Утверждались браки министерством народонаселения, следившим за тем, чтобы они давали здоровое и чистокровное потомство. Основными качествами, которых требовало министерство, были: белокурые волосы, голубые глаза и преданность императору. Как устанавливалась в ребенке наличность последнего качества, я не знаю, но догадываюсь, что таковым и являлась та особенность физиономии, которую я по неведению наименовал тупостью. Дети высших сословий, не удовлетворявшие этим качествам, зачислялись в низшее.
Позднейшие мои исследования выяснили происхождение этих законов. Император, будучи в молодости кавалеристом, вступив на престол, окружил себя кавалерийскими генералами, те по естественной склонности привлекли к делу управления страной коннозаводчиков, которые, заняв вакантные места в академии наук, выработали учение о чистоте расы и вместе с тем правила для вступления в брак. Не знаю, каких лошадей выращивали на своих конюшнях эти академики и министр народонаселения, но дети, которых я видел в городе, имели явную тенденцию к измельчанию. Я склонен объяснить этот факт пристрастием населения к вареной картошке.

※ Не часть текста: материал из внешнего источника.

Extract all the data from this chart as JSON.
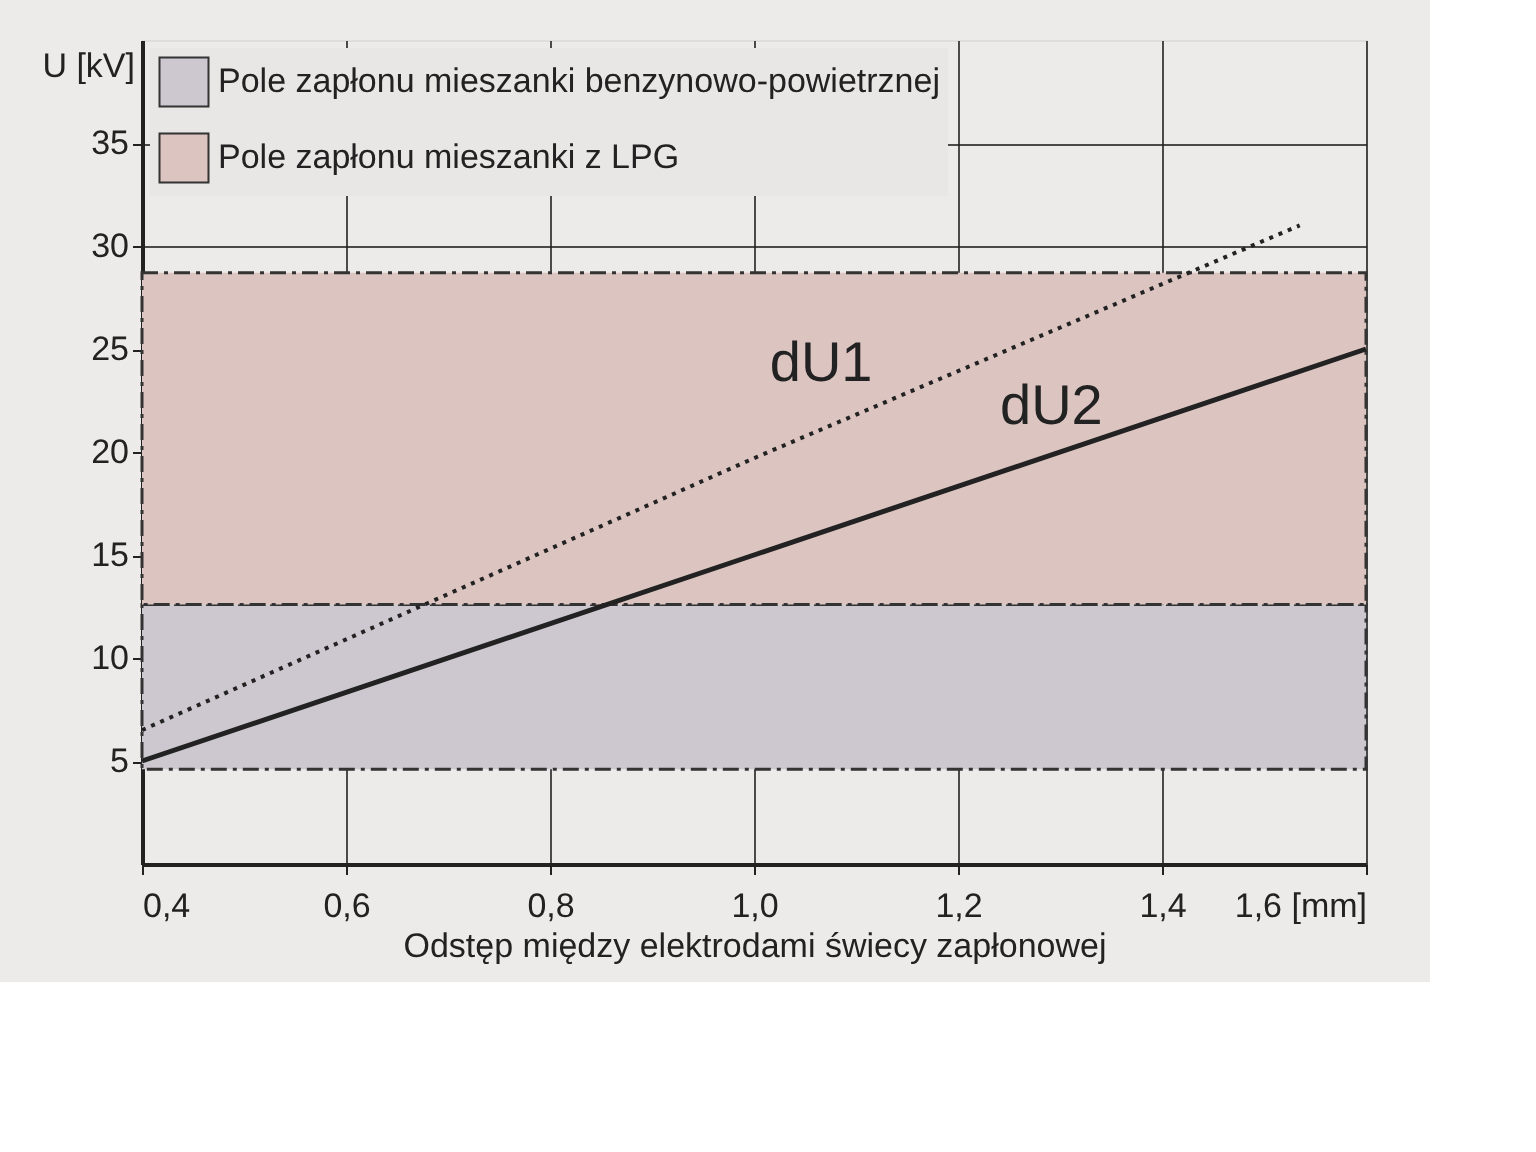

И вот на основании всех этих законов и правил мне было предъявлено обвинение, что я ухаживал (что было доказано) за представительницей высшей расы, принадлежа сам (что еще не было доказано) к низшей расе, да еще к изгнанному из государства племени. Последствия этого преступления заключались в том, что я, как нарушивший закон размножения, должен был добровольно лишить себя способности совершать подобные преступления в дальнейшем.
Читатели, а надеюсь, и в особенности читательницы, поймут, каково было мне даже подумать об этом, мне, который в глазах королевы зарекомендовал себя таким неисправимым ловеласом. И что бы осталось от моего положения при дворе, так как после этой операции, которой, правда, подвергались, и тоже добровольно, многие святые люди, память которых чтит христианская церковь, стала ли бы так милостиво относиться ко мне королева?
Впрочем, даже сейчас, вспоминая об этом, я волнуюсь, и читатель Бог знает что подумает обо мне.
Что бы вам ни говорили — все это клевета, распространенная моими врагами.
В ближайший же день я явился на суд императора. Он милостиво выслушал меня и, не поверив наветам врагов, приказал выяснить, действительно ли моя кровь заражена примесью крови ненавистной расы. А так как при всем желании представить родословные списки я не мог, приказано было произвести исследование моей крови.
Доктор явился ко мне в сопровождении фельдшера и принес соответствующие инструменты. Будучи хирургом, я не мог не обратить внимания на то, что инструменты эти недостаточно чисты, и предпочел собственной бритвой сделать надрезы на всех тех частях тела, которые были указаны доктором. Кровь была взята из правой руки, левого бедра и из груди, как раз против сердца.
Как производилось исследование, какие для этой цели употреблялись аппараты, я не знаю. Только через день мне было торжественно сообщено, что кровь моя чиста от всяких нежелательных примесей, и даже больше — я принадлежу к одной из самых близких аборигенам страны наций — чуть ли не потомкам древних юбералльцев, некогда властвовавших нашей страной. Но так как, не пользуясь счастьем жить под мудрым владычеством здешнего императора, предки мои допускали изредка браки с лицами, принадлежавшими к низшим расам, кровь моя все-таки ставила предел моему возвышению: так, я не мог исполнять обязанностей министра, не мог входить в состав личной гвардии короля, не мог также быть императором, хотя о последнем я, признаться, и не мечтал.